When children reach the age of majority (typically the age of 18), their parents are no longer legally able to make decisions on their behalf. This means that every Nevada resident over the age of majority needs to have valid powers of attorney in place in the event that they become incapacitated — even temporarily. Do-it-yourself documents might not be considered valid when they are needed, and due to the importance of these documents, it would not be advisable to use them.
In the absence of powers of attorney, family members will be forced to go to court in order to obtain the right to act on the incapacitated individual’s behalf. This often means spending unnecessary time and money to set up a guardianship. In some cases, by the time the court proceedings are concluded, the individual has recovered from the illness or injury and is once again able to make decisions.

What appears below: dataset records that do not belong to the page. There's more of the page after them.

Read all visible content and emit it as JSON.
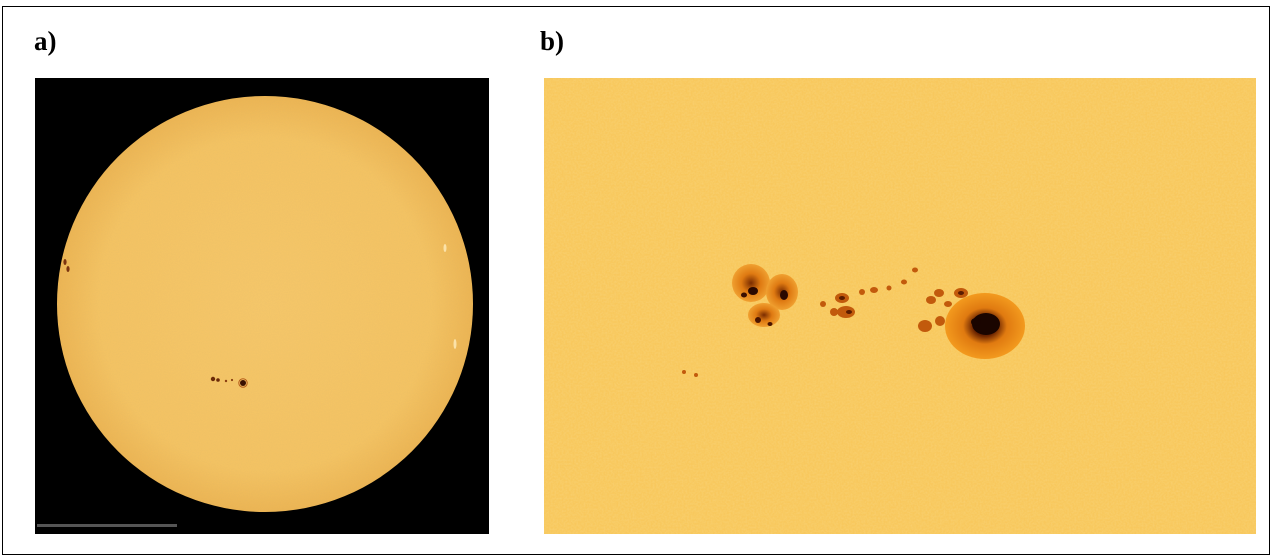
{
  "panels": {
    "a": {
      "label": "a)",
      "image": "full-disk-sun-with-sunspots",
      "background_color": "#000000",
      "disk_color": "#f6c463"
    },
    "b": {
      "label": "b)",
      "image": "sunspot-group-closeup",
      "surface_color": "#f7c450",
      "umbra_color": "#1a0500"
    }
  }
}
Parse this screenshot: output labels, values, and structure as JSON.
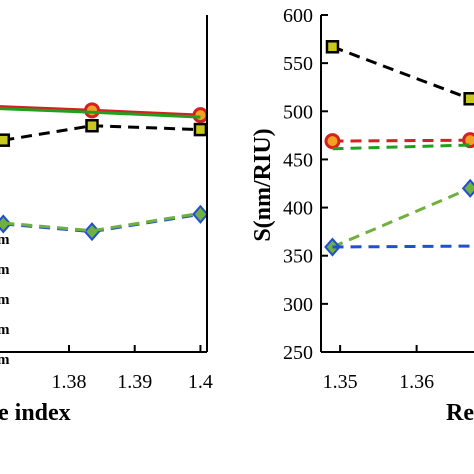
{
  "chart_data": [
    {
      "type": "line",
      "panel": "left",
      "xlabel": "e index",
      "ylabel": "",
      "x_ticks": [
        "1.38",
        "1.39",
        "1.4"
      ],
      "xlim": [
        1.3695,
        1.401
      ],
      "ylim": [
        250,
        600
      ],
      "legend": {
        "placement": "bottom-left",
        "entries": [
          "m",
          "m",
          "m",
          "m",
          "m"
        ]
      },
      "series": [
        {
          "name": "",
          "color": "#d42020",
          "dash": "solid",
          "marker": "circle",
          "x": [
            1.365,
            1.3835,
            1.4
          ],
          "y": [
            506,
            501,
            496
          ]
        },
        {
          "name": "",
          "color": "#20a020",
          "dash": "solid",
          "marker": "",
          "x": [
            1.365,
            1.3835,
            1.4
          ],
          "y": [
            504,
            499,
            494
          ]
        },
        {
          "name": "",
          "color": "#000000",
          "dash": "dashed",
          "marker": "square",
          "x": [
            1.37,
            1.3835,
            1.4
          ],
          "y": [
            470,
            485,
            481
          ]
        },
        {
          "name": "",
          "color": "#2050d0",
          "dash": "dashed",
          "marker": "diamond",
          "x": [
            1.37,
            1.3835,
            1.4
          ],
          "y": [
            383,
            375,
            393
          ]
        },
        {
          "name": "",
          "color": "#70b040",
          "dash": "dashed",
          "marker": "",
          "x": [
            1.37,
            1.3835,
            1.4
          ],
          "y": [
            384,
            376,
            394
          ]
        }
      ]
    },
    {
      "type": "line",
      "panel": "right",
      "xlabel": "Re",
      "ylabel": "S(nm/RIU)",
      "x_ticks": [
        "1.35",
        "1.36"
      ],
      "y_ticks": [
        "250",
        "300",
        "350",
        "400",
        "450",
        "500",
        "550",
        "600"
      ],
      "xlim": [
        1.3475,
        1.3675
      ],
      "ylim": [
        250,
        600
      ],
      "series": [
        {
          "name": "",
          "color": "#000000",
          "dash": "dashed",
          "marker": "square",
          "x": [
            1.349,
            1.367
          ],
          "y": [
            567,
            513
          ]
        },
        {
          "name": "",
          "color": "#d42020",
          "dash": "dashed",
          "marker": "circle",
          "x": [
            1.349,
            1.367
          ],
          "y": [
            469,
            470
          ]
        },
        {
          "name": "",
          "color": "#20a020",
          "dash": "dashed",
          "marker": "",
          "x": [
            1.349,
            1.367
          ],
          "y": [
            461,
            465
          ]
        },
        {
          "name": "",
          "color": "#70b040",
          "dash": "dashed",
          "marker": "diamond",
          "x": [
            1.349,
            1.367
          ],
          "y": [
            359,
            420
          ]
        },
        {
          "name": "",
          "color": "#2050d0",
          "dash": "dashed",
          "marker": "",
          "x": [
            1.349,
            1.367
          ],
          "y": [
            359,
            360
          ]
        }
      ]
    }
  ]
}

The same could be said for financial powers of attorney. Again, in their absence — or if the document fails to meet existing legal standards — it will be necessary to spend time and money on court costs and attorney’s fees. While there is no one handling the individual’s finances, bills could go unpaid and assets could be diminished.
Therefore, powers of attorney act like insurance policies for Nevada residents. If they are involved in accidents or contract illnesses that render them incapable of making decisions for themselves, the powers of attorney allow a trusted person or persons to quickly step in and handle health and financial matters. The specifics of these documents can be tailored to an individual’s wishes and needs, but without the assistance of an estate-planning attorney, he or she might not be aware of those options and could make a critical error in the drafting or execution.